L’ultima edizione dell’Osservatorio di Easy Welfare, presentata ieri nell’ambito del Welfare forum organizzato dalla stessa società, conferma che, per questo mondo «si è aperta una stagione nuova, di maturità – spiega Isenburg -: si passa da una fase pioneristica iniziale a un momento di sviluppo pieno». Ora «bisogna cambiare passo: è necessario creare un ecosistema a 360 gradi per muoversi su dimensioni diverse, coinvolgendo maggiormente le Pmi, altrimenti il rischio è che si resti fermi ai limiti di un meccanismo di efficienza fiscale».

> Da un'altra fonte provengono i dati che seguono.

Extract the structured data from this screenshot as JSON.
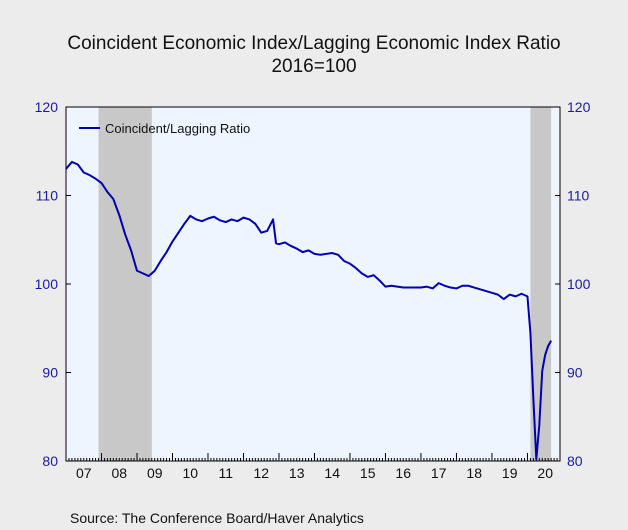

Il campione analizzato dall’Osservatorio Easy Welfare (59 1 piattaforme online in tutta Italia) conferma che a oggi l’adozione di misure di welfare aziendale tramite #flexible benefit sia una strada percorsa principalmente da medie e grandi imprese. Il credito welfare medio disponibile nel corso del 2018 è stato di 780 euro pro capite, ovvero circa il 21% in più rispetto al 2017, anche grazie all’apporto del contratto dei metalmeccanici oltre che a un complessivo miglioramento della conversione dei premi di risultato; dell’importo a disposizione, nel corso dell’anno è stato consumato in beni e servizi fruibili tramite portale il 66 per cento.

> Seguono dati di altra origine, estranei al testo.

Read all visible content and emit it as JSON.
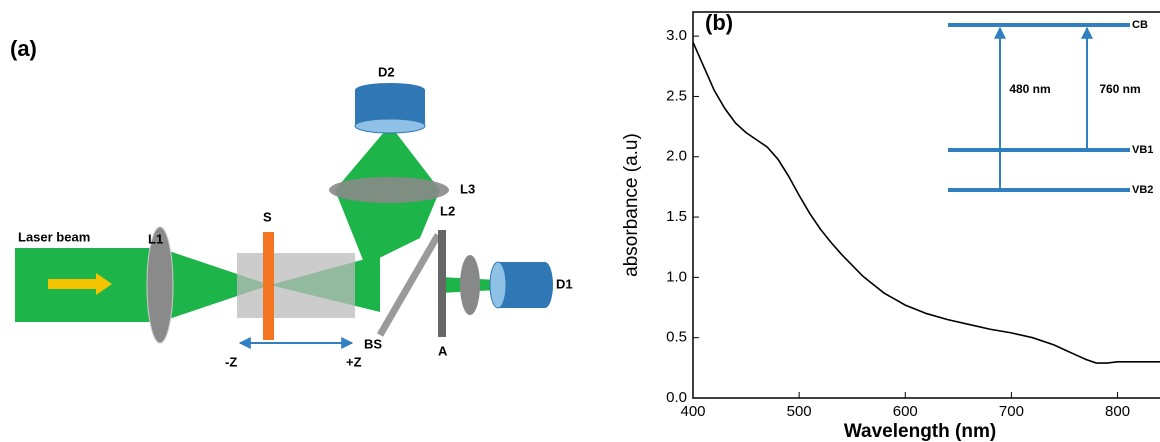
{
  "panel_a": {
    "label": "(a)",
    "laser": "Laser beam",
    "l1": "L1",
    "sample": "S",
    "l2": "L2",
    "l3": "L3",
    "d2": "D2",
    "d1": "D1",
    "bs": "BS",
    "aperture": "A",
    "minus_z": "-Z",
    "plus_z": "+Z"
  },
  "chart_data": {
    "type": "line",
    "panel_label": "(b)",
    "x_label": "Wavelength (nm)",
    "y_label": "absorbance (a.u)",
    "x": [
      400,
      410,
      420,
      430,
      440,
      450,
      460,
      470,
      480,
      490,
      500,
      510,
      520,
      530,
      540,
      550,
      560,
      570,
      580,
      590,
      600,
      620,
      640,
      660,
      680,
      700,
      720,
      740,
      750,
      760,
      770,
      780,
      790,
      800,
      820,
      840
    ],
    "series": [
      {
        "color": "#000000",
        "values": [
          2.95,
          2.75,
          2.55,
          2.4,
          2.28,
          2.2,
          2.14,
          2.08,
          1.98,
          1.84,
          1.68,
          1.53,
          1.4,
          1.29,
          1.19,
          1.1,
          1.01,
          0.94,
          0.87,
          0.82,
          0.77,
          0.7,
          0.65,
          0.61,
          0.57,
          0.54,
          0.5,
          0.44,
          0.4,
          0.36,
          0.32,
          0.29,
          0.29,
          0.3,
          0.3,
          0.3
        ]
      }
    ],
    "xlim": [
      400,
      840
    ],
    "ylim": [
      0,
      3.2
    ],
    "xticks": [
      400,
      500,
      600,
      700,
      800
    ],
    "yticks": [
      {
        "value": 0,
        "label": "0.0"
      },
      {
        "value": 0.5,
        "label": "0.5"
      },
      {
        "value": 1,
        "label": "1.0"
      },
      {
        "value": 1.5,
        "label": "1.5"
      },
      {
        "value": 2,
        "label": "2.0"
      },
      {
        "value": 2.5,
        "label": "2.5"
      },
      {
        "value": 3,
        "label": "3.0"
      }
    ],
    "inset": {
      "levels": [
        "CB",
        "VB1",
        "VB2"
      ],
      "transitions": [
        "480 nm",
        "760 nm"
      ],
      "color": "#2f7fc1"
    }
  }
}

La quota welfare risulta essere mediamente maggiore al crescere dell’età del beneficiario. L’assegnazione di credito welfare appare inoltre in controtendenza rispetto al divario salariale di genere a oggi registrato nel Paese: il credito welfare medio pro-capite in base al genere risulta essere più elevato per le donne, con particolare evidenza per la fascia d’età compresa tra i 25 e i 39 anni. «Ciò – spiega Easy Welfare – è da imputarsi principalmente alla diffusa presenza di piani welfare a sostegno della maternità delle dipendenti».

Relativamente alle fonti di finanziamento, il 2018 conferma l’approccio al finanziamento delle quote #flexible benefit maggiormente improntato alla liberalità del datore di lavoro. Tuttavia è importante evidenziare la crescita della quota di imprese che sceglie di affiancare più fonti di finanziamento. La possibilità di convertire parte del proprio premio di risultato in beni e servizi in accordo alle condizioni e ai limiti delle Leggi di Stabilità 2017 e 2018 interessa complessivamente, infine, oltre un terzo delle imprese che adottano misure di welfare aziendale tramite flexible benefit.

«Per il futuro ci aspettiamo la conferma di alcuni contratti nazionali, l’affiancamento di nuove intese – conclude Isenburg . La grande sfida è scoraggiare, soprattutto tra le Pmi, l’utilizzo dei ticket mensa, che riduce il welfare aziendale alla mera spesa alimentare; la gente va portata sulle piattaforme, dove la ricchezza della proposta impatta anche sull’utilità sociale».